Non so se quanto rappresento possa o meno innestarsi sulle recenti dichiarazioni della Dott.ssa Borsellino, Dirigente generale presso l’Assessorato alla salute, nonché di altri collaboratori dell’Assessore Massimo Russo. Né so se le seguenti considerazioni possano essere un contributo utile alla dialettica che da quelle dichiarazioni è scaturita. Tuttavia mi sembra leale e importante riportare la misura e la concretezza della mia esperienza diretta e, purtroppo, dolorosamente vissuta da quasi due mesi a stretto contatto con una parte del sistema sanitario regionale. Un sistema sanitario che ha dimostrato, nel caso del mio Luigi, di saper restituire speranza e volontà di prospettiva a un paziente che, sfiorando la morte, oggi si ritrova a lottare per la vita grazie alle cure dei medici di ‘Villa Sofia’ e, ora, dell’ISMETT di Palermo. Cure che si sono dimostrate intense, complesse, cariche di imprevisti frequenti e insidiosi, da affrontare e risolvere di ora in ora, nel contesto di un quadro clinico a volte drammatico e comunque sempre sul limite definitivo del rischio.

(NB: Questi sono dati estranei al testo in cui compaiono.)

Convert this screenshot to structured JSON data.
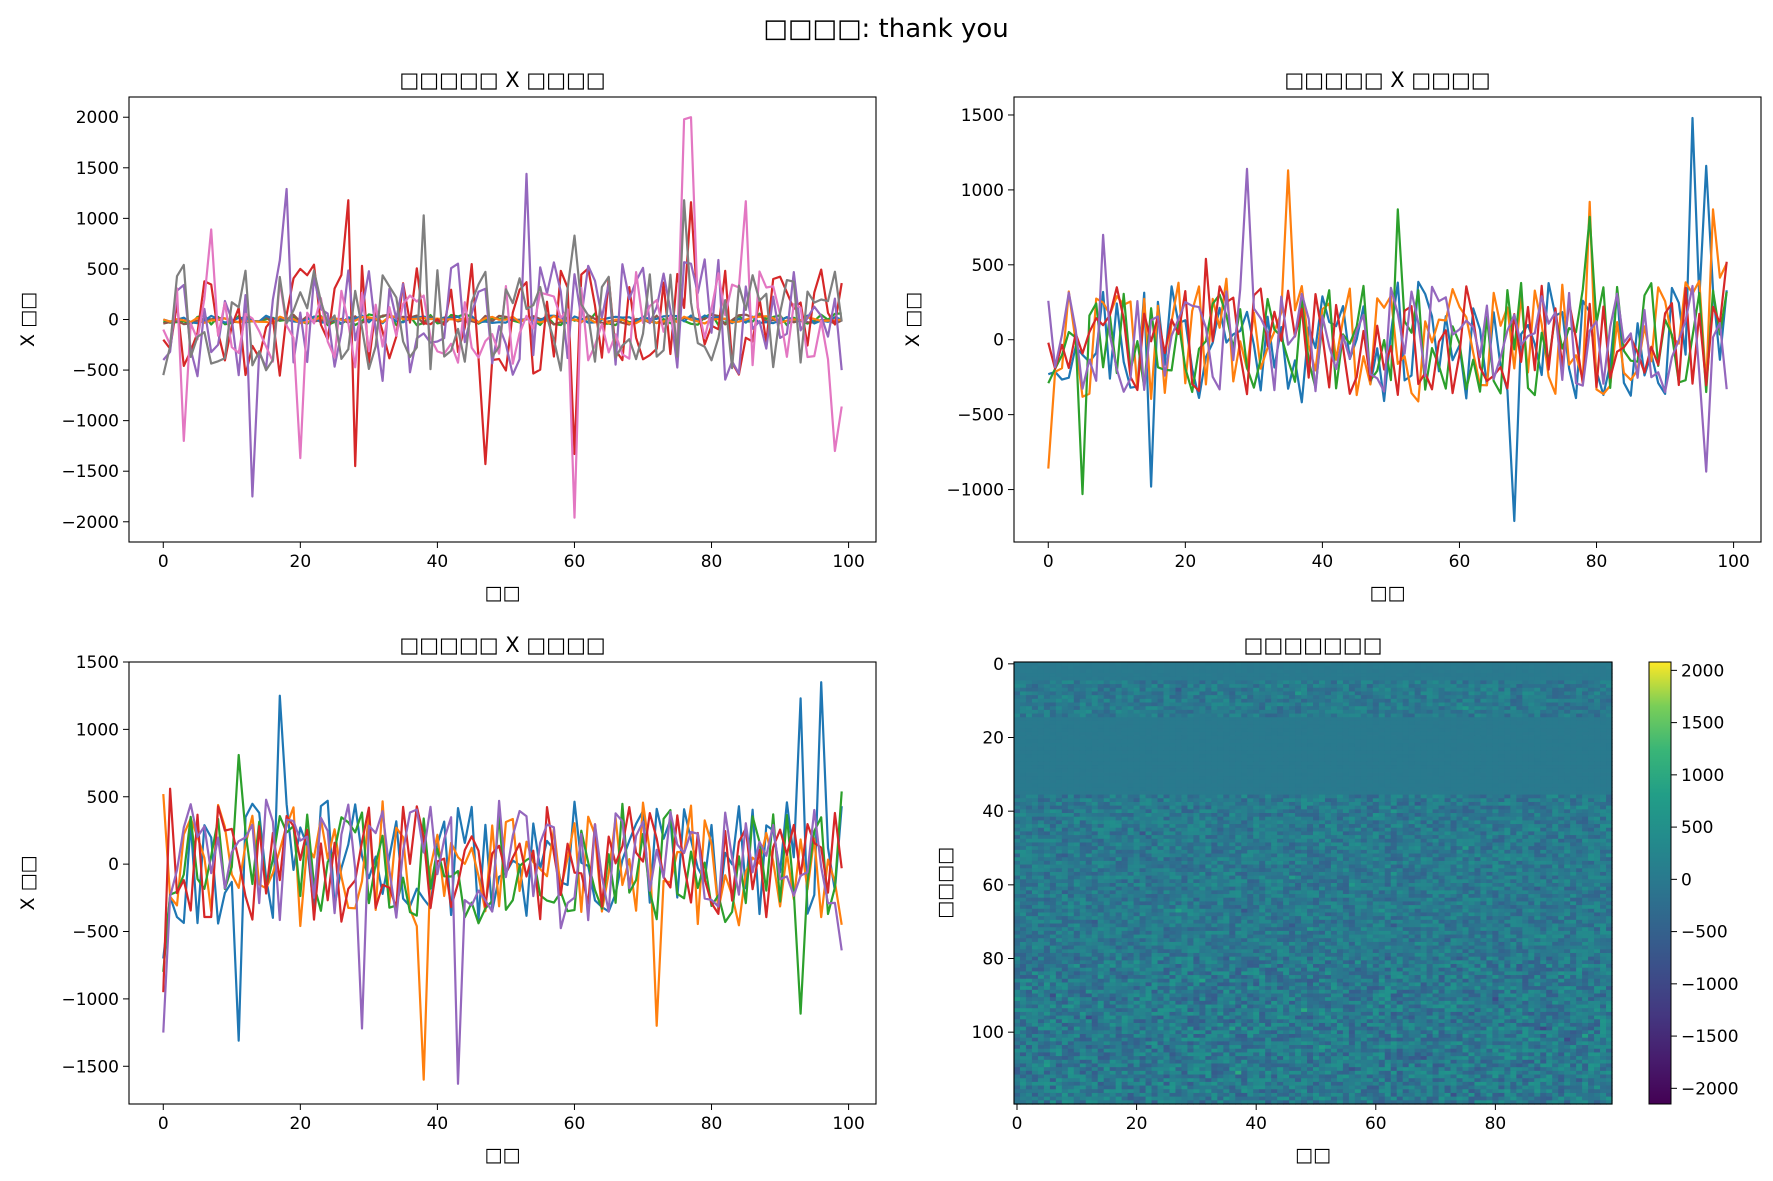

Sento il dovere di segnalare, quindi, che se oggi mio figlio è vivo lo si deve a quella parte del sistema sanitario che lo ha preso in cura riportandolo dal limite della morte al terreno della speranza. Molti sono i nomi dei componenti di questo sistema cui si deve la speranza di mio figlio: sono nomi di medici, paramedici, assistenti, operatori di vario livello e qualifica, e non è possibile menzionarli tutti. Sarebbe tuttavia improprio omettere di citare – ringraziando calorosamente – il 2° Servizio di Anestesia e rianimazione (P.O. Villa Sofia) diretto dal Dott. Paolino Savatteri e tutta la sua équipe, gli Specialisti degli altri reparti del medesimo Ospedale (Dott. Li Calzi, Dott. Fiumara, Dott.ssa Tumbiolo), nonché il Personale collaboratore e la Direzione sanitaria; e inoltre il Dott. Bertani dell’ISMETT e tutta l’équipe del relativo Servizio di rianimazione e tutto il Personale in esso impegnato; in tale Servizio mio figlio ha avuto necessità di essere trasferito per un livello assistenziale superiore che potesse compendiare l’aspetto riabilitativo con le cure pneumologiche. Luigi ha ricevuto e riceve il massimo delle attenzioni, delle pronte cure, e degli interventi più tempestivi, sempre sostanziato da tratti di umanità e accenti di conforto che sono divenuti parti integranti delle complesse terapie.

Non credo di essere lontano dal vero quando provo a interpretare le parole di Lucia Borsellino, a sostegno dell’operato dell’Assessore Massimo Russo, nella direzione di un articolato auspicio: l’ulteriore sviluppo di un piano sanitario finalmente incentrato sulla persona, l’umanizzazione delle cure, la necessità di investire sulle reti e sulla formazione, l’aggiornamento degli operatori che testimoniano bravura e competenza non solo quando curano nell’ambito dei propri ambiti di specializzazione, ma anche, e soprattutto, quando riescono con una concertazione di competenze ad agevolare il passaggio di un paziente da un livello assistenziale all’altro. Credo, inoltre, che Lucia Borsellino abbia quindi indicato la sostanziale necessità di un cambiamento culturale che, da genitore e nell’esperienza che sto vivendo, non posso che salutare con favore, nella speranza che presto venga esteso a tutti gli operatori oltre quelli che ho avuto il destino di incontrare, affinché chi ha la responsabilità organizzativa nelle Aziende possa dispensare le migliori cure a tutti i pazienti con problemi complessi come quelli di mio figlio.

Vi sarei grato se, con lo stesso rilievo con cui avete seguito la vicenda di mio figlio all'indomani della tragedia, poteste pubblicare integralmente questa mia lettera, per motivare chi opera bene e sollecitare chi può fare meglio. A nome mio e di mia moglie rimetto a questa testata le precedenti considerazioni nell’eventualità esse possano costituirsi quale elemento di valutazione e di distinzione tra ciò che funziona e ciò che non funziona nel nostro sistema sanitario e, più in generale, nella nostra Sicilia.